Она поспешала, и путь кончен не больше, как в три минуты; она положила Остроила на софе, и поднесши под нос к нему чуднаго бальсаму, привела его в память. Он очнулся и пришел в крайнее изумленіе.
Нечаянное отсутствіе Остроилова произвело на другой день великое волненіе при дворе Трантараранском; мнимая Анемона пропала в одно с ним время, и волшебница старалась, чтоб настоящая Анемона не освободилась с башни: тaким образом заключено, что вероломец сей похитил подругу Царицыну, которую он обожал; и что составляло то преступленіе, для котораго нет приличной из жесточайших казней. Сделали тысячу других столь же глупых разсужденій, коими отягощали нещастную Доброгневу; она принуждена была послушать, приходя в отчаяніе; потому что выраженія их были тем для нее несноснее, что благопристойность принуждала ее притворяться. Она могла овладеть собою столько, что не показала могущаго открыть ея чувствованіе: она являлась небольше принимающею в том участiя, сколько требовало правосудіе и польза Ея Величества, и приказала с хладнокровіем учинить погоню за похителем Анемониным, коего не удостоила назвать имянем. По том с терзаемою душею удалилась во внутренніе чертoги для свободнаго размышленія о своих нещастіях.
Между тем волшебница Горислава видела все произходящее: правда то, что власть ея не простиралась до возможности разрушать дела другой равной ей волшебницы; и не позволено ей было силою вырвать внука своего из рук Циклоидиных; но позволялось ей взять всякія предосторожности, кои прозорливость ея представляла средствами к освобожденію Остроила. Она с поспешностію начала перебирать лучшія свои книги, и нашла, что помощь волшебницы Малуши, старинной ея пріятельницы, может быть ей полезною. Она не мешкав села в колесницу, запряженную четырью крылатыми зміями, и поскакала к оной.

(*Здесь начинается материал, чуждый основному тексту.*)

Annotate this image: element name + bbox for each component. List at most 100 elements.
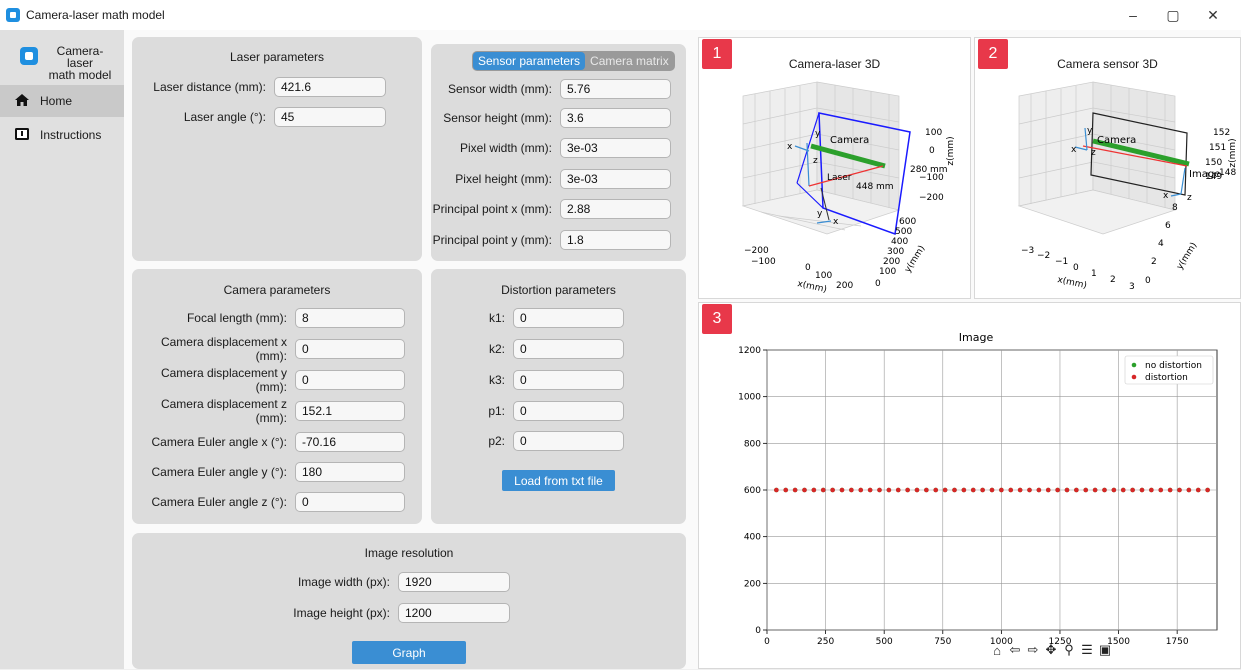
x-tick: −1 <box>1055 257 1068 267</box>
close-button[interactable]: ✕ <box>1193 0 1233 30</box>
window-title: Camera-laser math model <box>26 8 165 22</box>
laser-angle-input[interactable] <box>274 107 386 127</box>
principal-point-y-label: Principal point y (mm): <box>432 233 552 247</box>
camera-displacement-z-input[interactable] <box>295 401 405 421</box>
z-axis-label: z(mm) <box>1228 138 1238 167</box>
camera-euler-y-input[interactable] <box>295 462 405 482</box>
y-tick: 6 <box>1165 221 1171 231</box>
k2-input[interactable] <box>513 339 624 359</box>
y-tick-label: 400 <box>744 533 761 543</box>
camera-x-label: x <box>1071 145 1077 155</box>
laser-angle-label: Laser angle (°): <box>183 110 266 124</box>
camera-euler-z-input[interactable] <box>295 492 405 512</box>
graph-button[interactable]: Graph <box>352 641 466 664</box>
x-tick: 0 <box>1073 263 1079 273</box>
data-point-distortion <box>849 487 854 493</box>
data-point-distortion <box>942 487 948 493</box>
laser-x-label: x <box>833 217 839 227</box>
sidebar-item-instructions[interactable]: Instructions <box>0 119 124 151</box>
data-point-distortion <box>802 487 807 493</box>
legend-label: distortion <box>1145 373 1188 383</box>
focal-length-label: Focal length (mm): <box>186 311 287 325</box>
info-screen-icon <box>14 127 34 144</box>
data-point-distortion <box>989 487 995 493</box>
data-point-distortion <box>792 487 798 493</box>
data-point-distortion <box>867 487 873 493</box>
sensor-height-input[interactable] <box>560 108 671 128</box>
y-tick: 100 <box>879 267 896 277</box>
camera-sensor-3d-axes: Camera Image x y z x z 152 151 150 149 1… <box>1017 81 1238 292</box>
data-point-distortion <box>1139 487 1145 493</box>
home-icon[interactable]: ⌂ <box>989 642 1005 658</box>
camera-euler-y-label: Camera Euler angle y (°): <box>151 465 287 479</box>
z-tick: 0 <box>929 146 935 156</box>
k1-label: k1: <box>488 311 505 325</box>
image-height-input[interactable] <box>398 603 510 623</box>
back-icon[interactable]: ⇦ <box>1007 642 1023 658</box>
z-tick: −100 <box>919 173 944 183</box>
k2-label: k2: <box>488 342 505 356</box>
x-axis-label: x(mm) <box>1056 275 1087 291</box>
plot-toolbar: ⌂ ⇦ ⇨ ✥ ⚲ ☰ ▣ <box>989 642 1113 658</box>
panel-title: Distortion parameters <box>501 283 616 297</box>
camera-displacement-z-label: Camera displacement z (mm): <box>160 397 287 425</box>
x-tick-label: 1750 <box>1166 637 1189 647</box>
p2-input[interactable] <box>513 431 624 451</box>
y-tick: 300 <box>887 247 904 257</box>
sensor-width-input[interactable] <box>560 79 671 99</box>
camera-displacement-y-input[interactable] <box>295 370 405 390</box>
zoom-icon[interactable]: ⚲ <box>1061 642 1077 658</box>
data-point-distortion <box>961 487 967 493</box>
data-point-distortion <box>1045 487 1051 493</box>
home-icon <box>14 93 34 110</box>
configure-icon[interactable]: ☰ <box>1079 642 1095 658</box>
data-point-distortion <box>1195 487 1201 493</box>
panel-title: Laser parameters <box>229 50 325 64</box>
camera-displacement-y-label: Camera displacement y (mm): <box>160 366 287 394</box>
pixel-height-label: Pixel height (mm): <box>455 172 552 186</box>
tab-sensor-parameters[interactable]: Sensor parameters <box>473 52 586 70</box>
z-tick: 151 <box>1209 143 1226 153</box>
camera-displacement-x-input[interactable] <box>295 339 405 359</box>
pixel-height-input[interactable] <box>560 169 671 189</box>
x-tick-label: 0 <box>764 637 770 647</box>
image-z-label: z <box>1187 193 1192 203</box>
x-tick-label: 500 <box>876 637 893 647</box>
y-tick: 4 <box>1158 239 1164 249</box>
k3-input[interactable] <box>513 370 624 390</box>
minimize-button[interactable]: – <box>1113 0 1153 30</box>
image-width-input[interactable] <box>398 572 510 592</box>
x-tick: 3 <box>1129 282 1135 292</box>
focal-length-input[interactable] <box>295 308 405 328</box>
z-axis-label: z(mm) <box>946 136 956 165</box>
save-icon[interactable]: ▣ <box>1097 642 1113 658</box>
camera-euler-x-input[interactable] <box>295 432 405 452</box>
laser-distance-input[interactable] <box>274 77 386 97</box>
image-height-label: Image height (px): <box>293 606 390 620</box>
principal-point-x-input[interactable] <box>560 199 671 219</box>
y-axis-label: y(mm) <box>1175 241 1199 272</box>
forward-icon[interactable]: ⇨ <box>1025 642 1041 658</box>
pan-icon[interactable]: ✥ <box>1043 642 1059 658</box>
z-tick: −200 <box>919 193 944 203</box>
sidebar-item-home[interactable]: Home <box>0 85 124 117</box>
maximize-button[interactable]: ▢ <box>1153 0 1193 30</box>
sidebar-logo: Camera-laser math model <box>20 45 114 81</box>
data-point-distortion <box>970 487 976 493</box>
logo-text: Camera-laser math model <box>48 44 112 82</box>
data-point-distortion <box>1102 487 1107 493</box>
tab-camera-matrix[interactable]: Camera matrix <box>585 52 674 70</box>
k1-input[interactable] <box>513 308 624 328</box>
data-point-distortion <box>783 487 789 493</box>
load-from-txt-button[interactable]: Load from txt file <box>502 470 615 491</box>
pixel-width-input[interactable] <box>560 138 671 158</box>
data-point-distortion <box>924 487 929 493</box>
p1-input[interactable] <box>513 401 624 421</box>
data-point-distortion <box>1158 487 1164 493</box>
data-point-distortion <box>999 487 1004 493</box>
x-tick: −100 <box>751 257 776 267</box>
principal-point-y-input[interactable] <box>560 230 671 250</box>
camera-x-label: x <box>787 142 793 152</box>
legend-marker <box>1131 374 1137 380</box>
data-point-distortion <box>1074 487 1079 493</box>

Малуша была самая благонравная, честная и ласковейшая волшебница на свете; лучшая забава ея состояла в тoм, чтоб во весь день мыкаться по свету в виде белой кошки с черными и желтыми пестринами. Она имела проворность невероятную, вид прелестной, забавлялась безпрестанно, колола только в шутку, и делала почти ежедневно невинныя проказы. Она была зла только противу людей порочных, кототых из презренія к законам и добрым нравам терпят в обществе, и которые составляют вред и стыд для онага. Кой час усматривала она таковаго человека, спешила к своей добыче, и без всякой пощады замечала онаго на самой средине лба литерою Б. Сей род наказанія сначала был действителен; убегали как яду замечанных таковою буквою. Но в последстве найдено средство закрывать сей стыд небольшею мушкою золотаго цвету. Привыкли мало по малу; наконец вышло то, что сочли оную и за прикрасу; старались налеплять, и пренебрегали людей никогда на себе оной не имевших. Волшебница видела произходящее, много сердилась, но дело шло своею дорогою. Она сказывала, что не ея вина в том, что человеки не осмеливаются ненанавидеть людей безчестных; что к ней не отваживаются они приближаться; и что она всегда замечает их на лбу в славу добродетeли, кой час попадутся они ей в когти.